The former West Suffolk College students were four of the first students to be taught in the new lecture theatres.

Emma said: “We chose UCS because it was close to us - we're all still living at home so it's a lot cheaper. I like the fact that it's all new, it's a very impressive building. We had our inductions last week and today was the first day of teaching.”

Natalie added: “The course is also very good and offers everything that we want. It goes into things in a lot more depth than other universities that we looked at.”

Rachael said: “We also know our way around Ipswich quite well so it's easier to get around. Some of us are hoping to go on to teaching training when we're finished.”

Eileen Ellis, 54, a third year psychology and sociology student from Ipswich, was relaxing in the third floor café with Claire Hyde, 29, from Hadleigh.

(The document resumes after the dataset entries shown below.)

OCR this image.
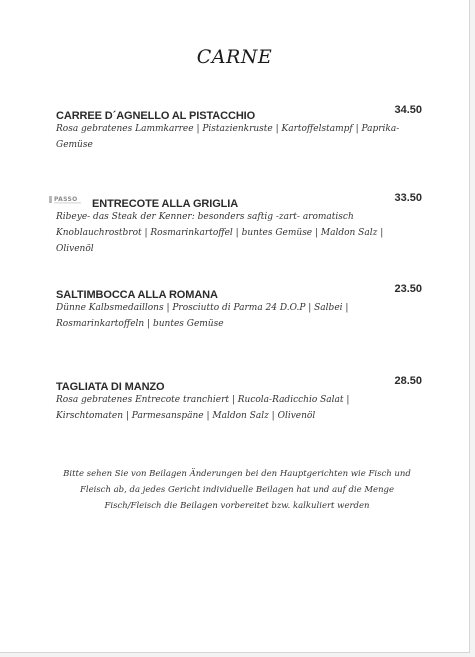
CARNE
CARREE D´AGNELLO AL PISTACCHIO	34.50
Rosa gebratenes Lammkarree | Pistazienkruste | Kartoffelstampf | Paprika-Gemüse
PASSO ENTRECOTE ALLA GRIGLIA	33.50
Ribeye- das Steak der Kenner: besonders saftig -zart- aromatisch Knoblauchrostbrot | Rosmarinkartoffel | buntes Gemüse | Maldon Salz | Olivenöl
SALTIMBOCCA ALLA ROMANA	23.50
Dünne Kalbsmedaillons | Prosciutto di Parma 24 D.O.P | Salbei | Rosmarinkartoffeln | buntes Gemüse
TAGLIATA DI MANZO	28.50
Rosa gebratenes Entrecote tranchiert | Rucola-Radicchio Salat | Kirschtomaten | Parmesanspäne | Maldon Salz | Olivenöl
Bitte sehen Sie von Beilagen Änderungen bei den Hauptgerichten wie Fisch und Fleisch ab, da jedes Gericht individuelle Beilagen hat und auf die Menge Fisch/Fleisch die Beilagen vorbereitet bzw. kalkuliert werden
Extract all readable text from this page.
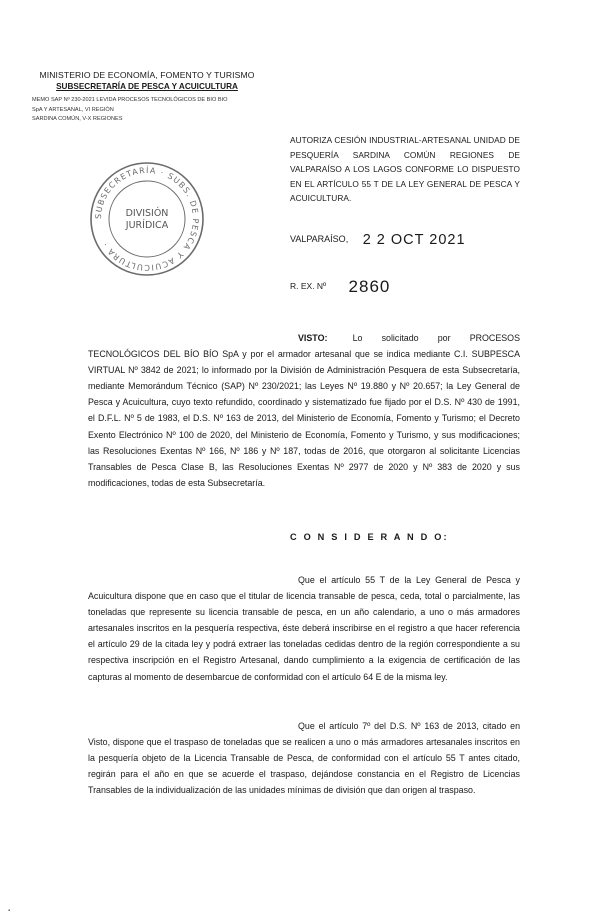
MINISTERIO DE ECONOMÍA, FOMENTO Y TURISMO
SUBSECRETARÍA DE PESCA Y ACUICULTURA
MEMO SAP Nº 230-2021 LEVIDA PROCESOS TECNOLÓGICOS DE BIO BIO
SpA Y ARTESANAL, VI REGIÓN
SARDINA COMÚN, V-X REGIONES
SUBSECRETARÍA · SUBS. DE PESCA Y ACUICULTURA ·
DIVISIÓN
JURÍDICA
AUTORIZA CESIÓN INDUSTRIAL-ARTESANAL UNIDAD DE PESQUERÍA SARDINA COMÚN REGIONES DE VALPARAÍSO A LOS LAGOS CONFORME LO DISPUESTO EN EL ARTÍCULO 55 T DE LA LEY GENERAL DE PESCA Y ACUICULTURA.
VALPARAÍSO, 2 2 OCT 2021
R. EX. Nº 2860
VISTO:	Lo solicitado por PROCESOS TECNOLÓGICOS DEL BÍO BÍO SpA y por el armador artesanal que se indica mediante C.I. SUBPESCA VIRTUAL Nº 3842 de 2021; lo informado por la División de Administración Pesquera de esta Subsecretaría, mediante Memorándum Técnico (SAP) Nº 230/2021; las Leyes Nº 19.880 y Nº 20.657; la Ley General de Pesca y Acuicultura, cuyo texto refundido, coordinado y sistematizado fue fijado por el D.S. Nº 430 de 1991, el D.F.L. Nº 5 de 1983, el D.S. Nº 163 de 2013, del Ministerio de Economía, Fomento y Turismo; el Decreto Exento Electrónico Nº 100 de 2020, del Ministerio de Economía, Fomento y Turismo, y sus modificaciones; las Resoluciones Exentas Nº 166, Nº 186 y Nº 187, todas de 2016, que otorgaron al solicitante Licencias Transables de Pesca Clase B, las Resoluciones Exentas Nº 2977 de 2020 y Nº 383 de 2020 y sus modificaciones, todas de esta Subsecretaría.
C O N S I D E R A N D O:
Que el artículo 55 T de la Ley General de Pesca y Acuicultura dispone que en caso que el titular de licencia transable de pesca, ceda, total o parcialmente, las toneladas que represente su licencia transable de pesca, en un año calendario, a uno o más armadores artesanales inscritos en la pesquería respectiva, éste deberá inscribirse en el registro a que hacer referencia el artículo 29 de la citada ley y podrá extraer las toneladas cedidas dentro de la región correspondiente a su respectiva inscripción en el Registro Artesanal, dando cumplimiento a la exigencia de certificación de las capturas al momento de desembarcue de conformidad con el artículo 64 E de la misma ley.
Que el artículo 7º del D.S. Nº 163 de 2013, citado en Visto, dispone que el traspaso de toneladas que se realicen a uno o más armadores artesanales inscritos en la pesquería objeto de la Licencia Transable de Pesca, de conformidad con el artículo 55 T antes citado, regirán para el año en que se acuerde el traspaso, dejándose constancia en el Registro de Licencias Transables de la individualización de las unidades mínimas de división que dan origen al traspaso.
▪
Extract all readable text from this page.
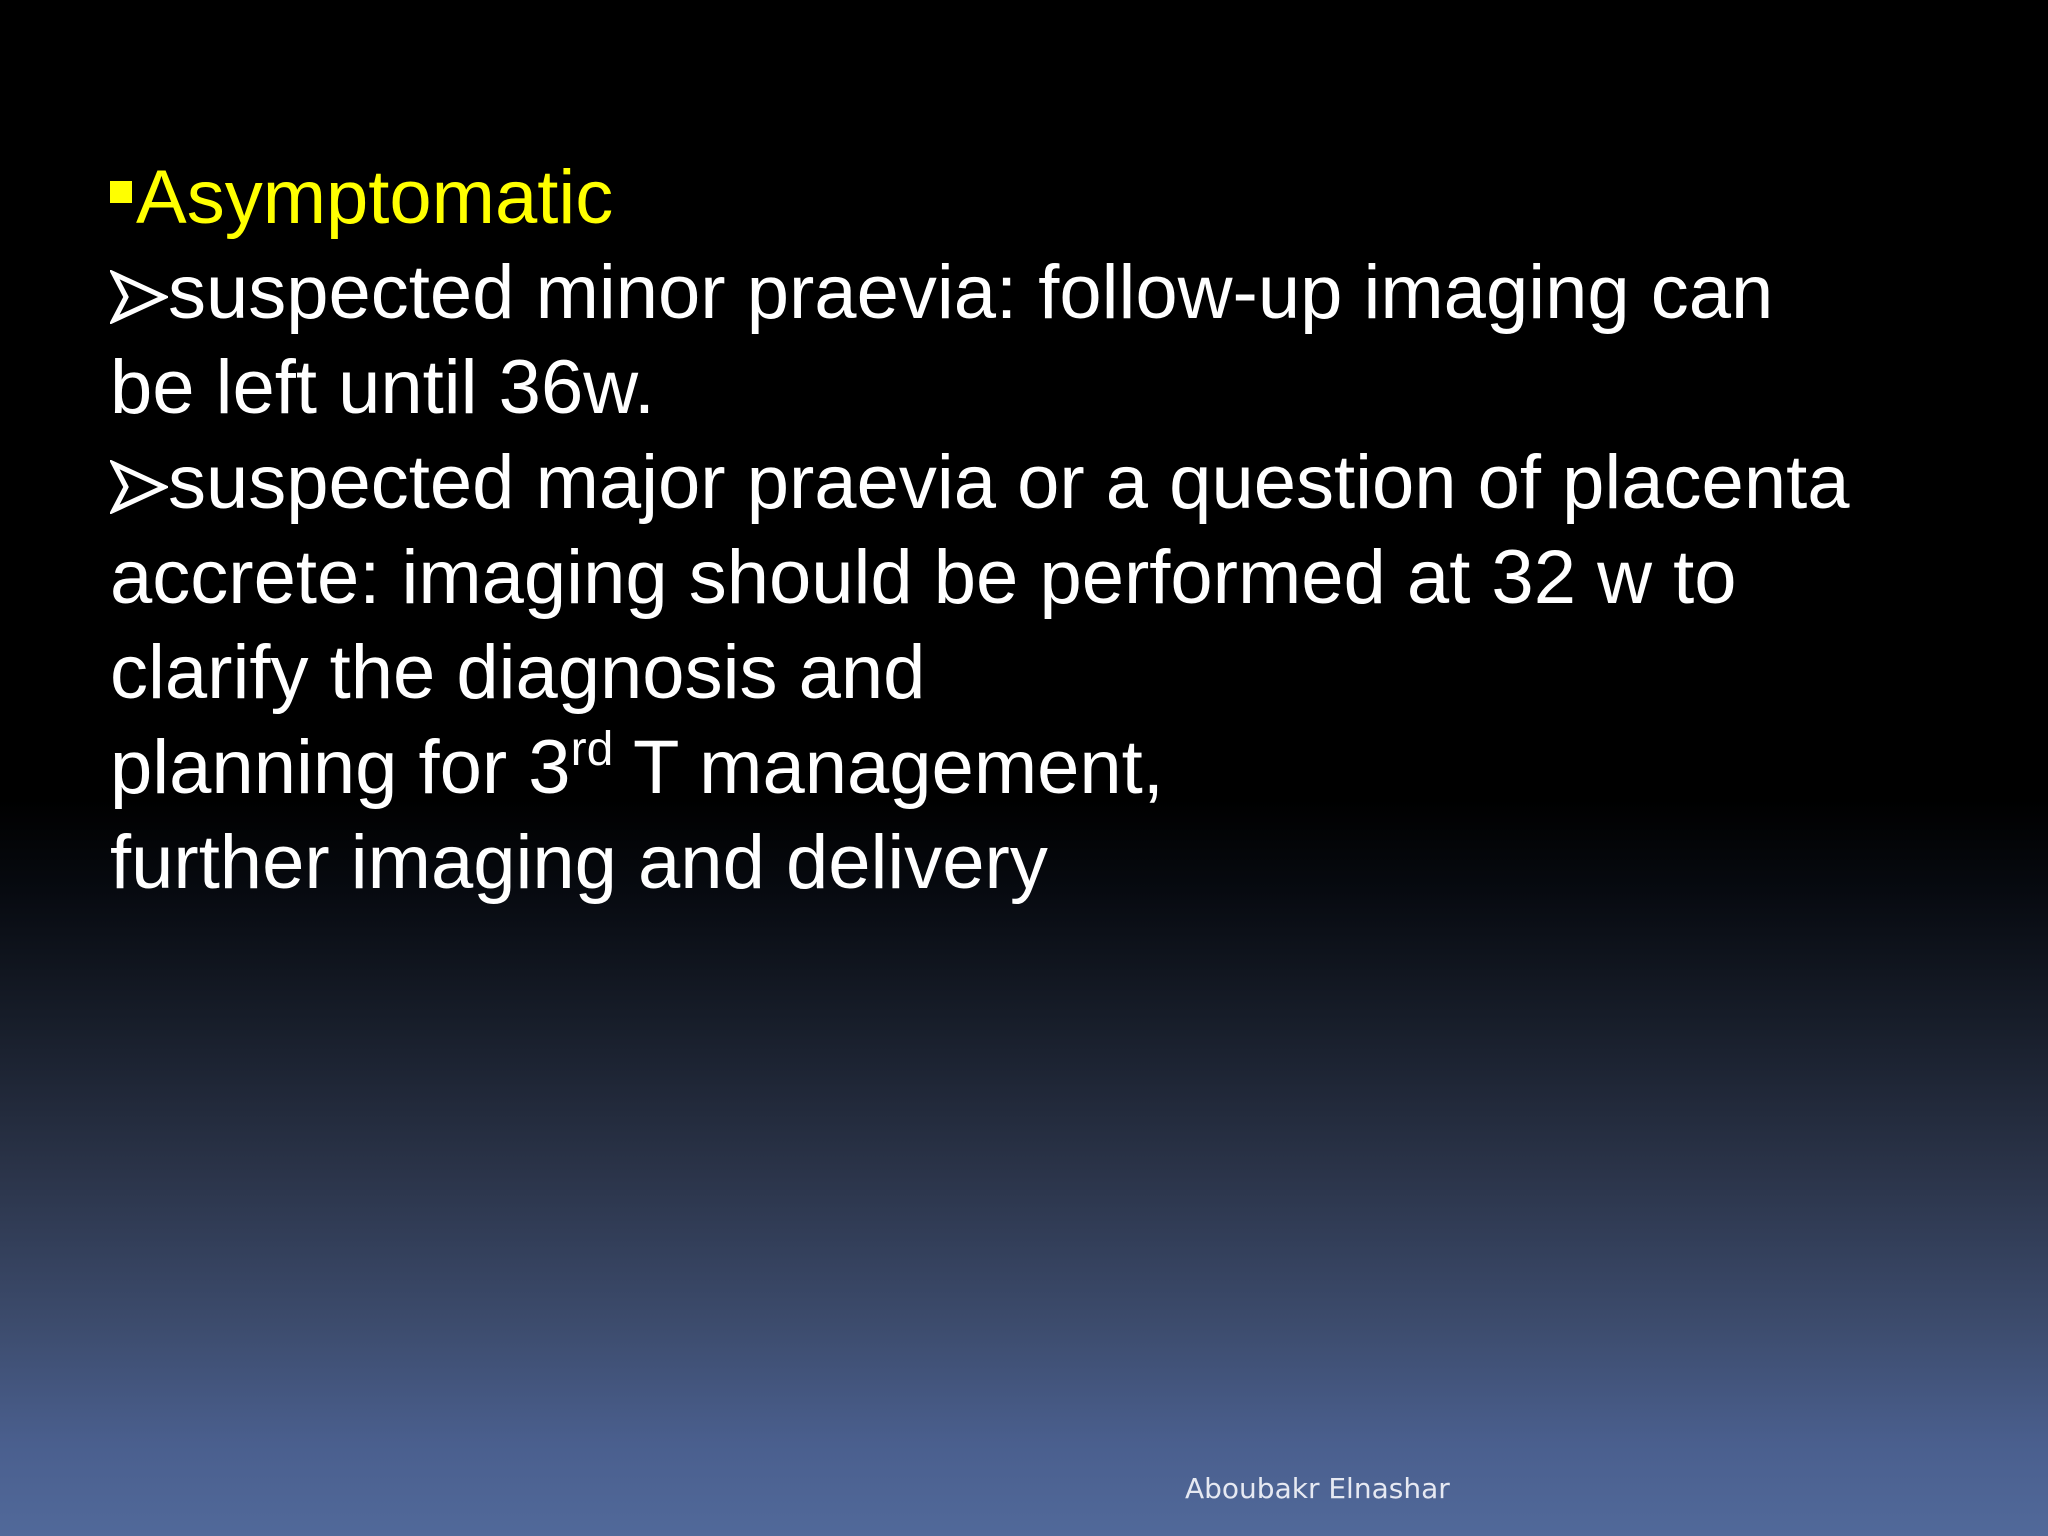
Asymptomatic
suspected minor praevia: follow-up imaging can
be left until 36w.
suspected major praevia or a question of placenta
accrete: imaging should be performed at 32 w to
clarify the diagnosis and
planning for 3rd T management,
further imaging and delivery
Aboubakr Elnashar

She said: “The resources are fantastic. We've just had our first lecture and are due back in a few moments. The rooms are very comfy and it's easy to see what's on the board. They are very spacious and extremely airy - they're very good. All the technology is working. They said the rooms were going to be ready and they are.

Claire added: “There is a lot more atmosphere now. Its better being distanced from the college students - it's a bit more of an adult learning environment. It now feels like a university rather than a further education college.”

Howard Smith, 23, from Martlesham, is president of the Students' Union and is in the third year of a business management with marketing course.

He said: “I spent my first year at Essex University but decided to move back when I heard about the opportunity of UCS coming on line. I'm very impressed with the whole development - its state of the art for the 21st century and hopefully it will be a test of things to come.

“During fresher's week the atmosphere was electric. It was good to see so many students about, taking advantage of the facilities that Ipswich and UCS has to offer.”